Schon als 15-Jähriger füllte Oswald Spengler 1895 ganze Hefte mit Geschichten über die fiktiven Reiche „Afrikasien“ und „Großdeutschland“. Die Zweite Marokkokrise 1911 – Kaiser Wilhelm wollte mit einem Kanonenboot die deutschen Ansprüche in Marokko unterstreichen und scheiterte damit kläglich - erlebte Spengler als Demütigung des Deutschen Reichs und erklärte rückblickend, das sei der Anlass für die Arbeit an seinem Hauptwerk „Der Untergang des Abendlandes” gewesen. Darin schwadroniert er mit großer Geste über die Weltgeschichte und die Männer die Geschichte gemacht haben. (man gönne sich ein paar Minuten https://youtu.be/XqoVJBI3iEE) Kostprobe: „In der Schicksalsidee offenbart sich die Weltsehnsucht einer Seele, ihr Wunsch nach dem Licht, dem Aufstieg, nach Vollendung und Verwirklichung ihrer Bestimmung ... und erst der späte, wurzellose Mensch der großen Städte mit seinem Tatsachensinn und der Macht seines mechanisierenden Denkens über das ursprüngliche Schauen verliert sie aus den Augen, bis sie in einer tiefen Stunde mit furchtbarer, alle Kausalität der Weltoberfläche zermalmender Deutlichkeit vor ihm steht. Das Buch erschien im September 1918 wenige Wochen vor Ende des Ersten Weltkriegs und brachte offenbar die diffuse Stimmung des Untergangs zum Ausdruck. Es wurde zum Bestseller.

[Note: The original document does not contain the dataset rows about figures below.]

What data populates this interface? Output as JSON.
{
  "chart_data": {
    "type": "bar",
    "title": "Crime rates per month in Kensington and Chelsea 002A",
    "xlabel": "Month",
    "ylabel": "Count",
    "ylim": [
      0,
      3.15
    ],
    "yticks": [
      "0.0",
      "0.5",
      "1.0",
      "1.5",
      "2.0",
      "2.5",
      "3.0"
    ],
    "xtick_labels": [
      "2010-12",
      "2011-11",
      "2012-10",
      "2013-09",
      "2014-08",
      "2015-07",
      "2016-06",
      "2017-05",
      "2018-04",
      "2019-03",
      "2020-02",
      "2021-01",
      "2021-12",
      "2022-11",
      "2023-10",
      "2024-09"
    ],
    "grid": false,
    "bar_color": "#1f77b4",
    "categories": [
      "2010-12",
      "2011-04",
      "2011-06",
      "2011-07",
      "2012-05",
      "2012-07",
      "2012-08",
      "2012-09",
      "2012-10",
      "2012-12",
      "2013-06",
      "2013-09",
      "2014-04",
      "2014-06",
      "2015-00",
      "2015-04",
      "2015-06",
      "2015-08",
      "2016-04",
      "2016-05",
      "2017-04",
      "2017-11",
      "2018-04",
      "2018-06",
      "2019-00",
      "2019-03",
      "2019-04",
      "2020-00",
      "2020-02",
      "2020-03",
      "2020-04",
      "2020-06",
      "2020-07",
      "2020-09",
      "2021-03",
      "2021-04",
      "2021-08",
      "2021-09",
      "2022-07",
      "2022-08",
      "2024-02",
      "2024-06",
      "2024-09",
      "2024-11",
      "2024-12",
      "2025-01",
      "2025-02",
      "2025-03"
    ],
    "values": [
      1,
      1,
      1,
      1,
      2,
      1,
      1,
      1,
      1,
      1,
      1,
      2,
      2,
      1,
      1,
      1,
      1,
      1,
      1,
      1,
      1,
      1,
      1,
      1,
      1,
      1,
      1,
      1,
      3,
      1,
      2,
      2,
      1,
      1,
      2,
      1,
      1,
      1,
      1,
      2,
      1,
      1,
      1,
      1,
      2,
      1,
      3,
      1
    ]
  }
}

Gegen die moderne Erzählung, die Geschichte als Geschichte des Fortschritts versteht, vertritt Spengler eine biologistische Zyklentheorie. Kulturen sind für ihn quasi-organische Gebilde – auf den Aufstieg einer Kultur folgen Reifungs-, Vergreisungsprozess und dann Untergang - mit einer Lebensdauer von etwa 1000 Jahren. Die Zyklen prägen die das Denken und Handeln der Individuen. Politik ist für ihn dabei das Werk „großer Männer“, die aber dem Schicksal unterworfen sind. Das Volk betrachtete er als Ansammlung von Nörglern. Bereits 1919 verunglimpfte er die Volksvertretung als „Biertisch höherer Ordnung“. Die parlamentarische Republik erschien ihm nicht als Staatsform, sondern als Firma, da der Handel den Staat beherrsche.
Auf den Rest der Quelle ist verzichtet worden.